Cancer et cannabis
Une nouvelle méta-analyse établit un lien entre consommation de cannabis et diminution du risque de cancer buccal
Une nouvelle méta-analyse menée par des chercheurs de Jordanie, d’Irak et d’Ouzbékistan suggère que la consommation de cannabis pourrait être associée à une réduction significative du risque de cancer buccal.
S’appuyant sur les données de plus de 15 000 participants, l’étude ajoute un élément inattendu sur les effets de la plante sur la santé, tout en invitant à la prudence dans l’interprétation des résultats.
Une étude portant sur plus de 15 000 participants
L’équipe de recherche a examiné six études cas-témoins, couvrant 4 686 patients diagnostiqués avec un cancer buccal et 10 370 témoins sans la maladie. Toutes les études sélectionnées, menées avant août 2025, comprenaient des cas confirmés histologiquement et des évaluations quantitatives de l’exposition au cannabis.
« Conformément aux directives PRISMA, nous avons effectué des recherches exhaustives dans les bases de données Scopus, PubMed, Web of Science et Embase jusqu’en août 2025. Nous n’avons inclus que les études cas-témoins rapportant des estimations quantitatives du risque lié à la consommation de cannabis et au cancer de la bouche confirmé histologiquement », ont expliqué les auteurs.
En regroupant les données disponibles, les chercheurs ont observé une association inverse entre la consommation de cannabis et l’incidence du cancer de la bouche.

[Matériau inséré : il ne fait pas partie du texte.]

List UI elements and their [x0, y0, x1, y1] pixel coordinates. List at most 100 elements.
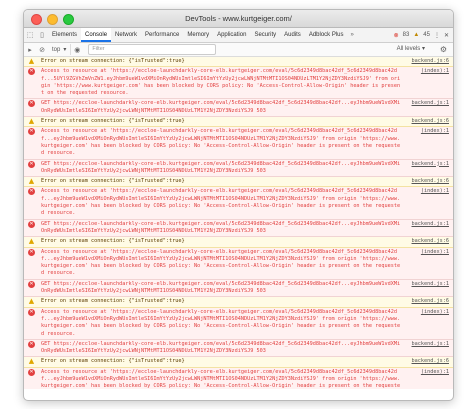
message-source-link[interactable]: (index):1: [421, 249, 449, 256]
console-message: ✕ Access to resource at 'https://eccloe-…: [24, 307, 453, 340]
tab-performance[interactable]: Performance: [141, 28, 183, 42]
warning-icon: ▲: [28, 57, 35, 65]
warning-icon: ▲: [28, 117, 35, 126]
warning-icon: ▲: [28, 297, 35, 306]
panel-tab-bar: ⬚ ▯ Elements Console Network Performance…: [24, 28, 453, 43]
window-controls: [31, 14, 74, 25]
message-text: Error on stream connection: {"isTrusted"…: [41, 118, 185, 125]
message-source-link[interactable]: backend.js:1: [412, 281, 449, 288]
error-icon: ✕: [28, 100, 35, 108]
warning-icon: ▲: [28, 357, 35, 366]
message-source-link[interactable]: (index):1: [421, 309, 449, 316]
console-message: ▲ Error on stream connection: {"isTruste…: [24, 357, 453, 368]
message-source-link[interactable]: backend.js:6: [412, 58, 449, 65]
console-message: ✕ Access to resource at 'https://eccloe-…: [24, 247, 453, 280]
minimize-window-button[interactable]: [47, 14, 58, 25]
message-source-link[interactable]: backend.js:6: [412, 358, 449, 365]
message-source-link[interactable]: backend.js:6: [412, 238, 449, 245]
devtools-window: DevTools - www.kurtgeiger.com/ ⬚ ▯ Eleme…: [23, 9, 454, 401]
close-window-button[interactable]: [31, 14, 42, 25]
warning-icon: ▲: [28, 177, 35, 186]
console-message: ✕ GET https://eccloe-launchdarkly-core-e…: [24, 279, 453, 298]
message-source-link[interactable]: backend.js:6: [412, 118, 449, 125]
message-source-link[interactable]: backend.js:1: [412, 161, 449, 168]
close-devtools-icon[interactable]: ✕: [444, 32, 449, 39]
message-source-link[interactable]: backend.js:6: [412, 298, 449, 305]
message-text: Error on stream connection: {"isTrusted"…: [41, 358, 185, 365]
tab-application[interactable]: Application: [213, 28, 250, 42]
gear-icon[interactable]: ⚙: [440, 43, 447, 56]
message-text: Error on stream connection: {"isTrusted"…: [41, 238, 185, 245]
message-text: Error on stream connection: {"isTrusted"…: [41, 58, 185, 64]
title-bar: DevTools - www.kurtgeiger.com/: [24, 10, 453, 28]
tab-adblock-plus[interactable]: Adblock Plus: [305, 28, 348, 42]
message-text: Access to resource at 'https://eccloe-la…: [41, 248, 401, 277]
zoom-window-button[interactable]: [63, 14, 74, 25]
error-icon: ✕: [28, 280, 35, 288]
message-text: Access to resource at 'https://eccloe-la…: [41, 68, 401, 97]
message-source-link[interactable]: (index):1: [421, 369, 449, 376]
window-title: DevTools - www.kurtgeiger.com/: [185, 14, 292, 23]
message-text: Error on stream connection: {"isTrusted"…: [41, 178, 185, 185]
message-source-link[interactable]: backend.js:1: [412, 221, 449, 228]
warning-count: 45: [423, 32, 430, 38]
console-message: ▲ Error on stream connection: {"isTruste…: [24, 237, 453, 248]
console-message: ✕ Access to resource at 'https://eccloe-…: [24, 187, 453, 220]
error-icon: ⊗: [393, 32, 399, 39]
message-text: Error on stream connection: {"isTrusted"…: [41, 298, 185, 305]
message-text: Access to resource at 'https://eccloe-la…: [41, 128, 401, 157]
dropdown-caret-icon: ▾: [63, 47, 67, 53]
error-icon: ✕: [28, 368, 35, 376]
message-source-link[interactable]: (index):1: [421, 128, 449, 135]
console-toolbar: ▸ ⊘ top ▾ ◉ Filter All levels ▾ ⚙: [24, 43, 453, 57]
more-options-icon[interactable]: ⋮: [434, 32, 440, 39]
show-sidebar-icon[interactable]: ▸: [24, 46, 36, 54]
message-source-link[interactable]: (index):1: [421, 68, 449, 75]
error-count: 83: [402, 32, 410, 38]
console-message: ▲ Error on stream connection: {"isTruste…: [24, 177, 453, 188]
console-messages[interactable]: ▲ Error on stream connection: {"isTruste…: [24, 57, 453, 389]
console-message: ✕ GET https://eccloe-launchdarkly-core-e…: [24, 159, 453, 178]
tab-console[interactable]: Console: [81, 28, 112, 42]
error-icon: ✕: [28, 220, 35, 228]
message-text: Access to resource at 'https://eccloe-la…: [41, 188, 401, 217]
error-icon: ✕: [28, 160, 35, 168]
message-text: GET https://eccloe-launchdarkly-core-elb…: [41, 160, 401, 174]
error-icon: ✕: [28, 68, 35, 76]
console-message: ✕ GET https://eccloe-launchdarkly-core-e…: [24, 219, 453, 238]
device-toolbar-icon[interactable]: ▯: [36, 28, 48, 42]
tab-elements[interactable]: Elements: [48, 28, 81, 42]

Les résultats combinés ont révélé un rapport de cotes de 0,659, ce qui correspond à une réduction estimée de 34 % du risque pour les consommateurs par rapport aux non-consommateurs.
Les auteurs ont qualifié ce chiffre de « statistiquement significatif », ce qui signifie qu’il dépasse ce qui serait généralement attribué au hasard.
Un effet protecteur sans relation dose-réponse
Une question centrale en épidémiologie est de savoir si une consommation plus importante ou à plus long terme produit un effet plus fort. Dans ce cas, les chercheurs n’ont trouvé aucune relation dose-réponse, ce qui signifie que des niveaux de consommation plus élevés ne correspondaient pas à des résultats protecteurs plus importants.
« Des analyses de sous-groupes ont été effectuées en fonction de la durée de consommation, du sexe et de l’âge au début de la consommation de marijuana ; cependant, aucune relation dose-réponse claire n’a été observée », indique l’étude.
Cette absence de corrélation complique l’interprétation. Dans de nombreux domaines de la recherche médicale, la cohérence dose-réponse renforce les hypothèses causales. Ici, son absence soulève des questions sur les facteurs de confusion potentiels, par exemple les variables liées au mode de vie ou la classification erronée de l’exposition au cannabis.
Néanmoins, les tests de sensibilité effectués par les auteurs ont montré que le résultat global restait stable même en supprimant certaines études individuelles. Les rapports de cotes entre les différentes itérations du modèle variaient entre 0,599 et 0,708, ce qui indique une robustesse malgré l’hétérogénéité des données.
Un nombre croissant de recherches
Cette étude arrive alors que la littérature médicale continue d’explorer le rôle du cannabis dans la gestion des symptômes et ses effets thérapeutiques potentiels. Les auteurs ont noté qu’une étude récente menée en Thaïlande a révélé une survie plus longue chez les patients atteints de cancers agressifs qui consommaient du cannabis pendant les soins palliatifs. Cependant, les mécanismes à l’origine de toute association protectrice – si elle est réelle – restent inconnus.
Trois des six études incluses dans l’analyse ont montré des effets protecteurs statistiquement significatifs, tandis que les trois autres n’en ont pas montré. Selon les chercheurs, cette divergence reflète le débat scientifique plus large.
L’équipe a également évalué le biais de publication, sans trouver de biais significatif susceptible de gonfler artificiellement les résultats positifs.
Pourtant, malgré cette association prometteuse, les auteurs ont insisté à plusieurs reprises sur la nécessité de rester prudent. « Cette méta-analyse suggère que la consommation de marijuana est associée à une réduction du risque de cancer de la bouche. Cependant, compte tenu des limites méthodologiques, de l’hétérogénéité de l’évaluation de l’exposition et des preuves récentes contradictoires, ces résultats doivent être interprétés avec prudence », indique l’article.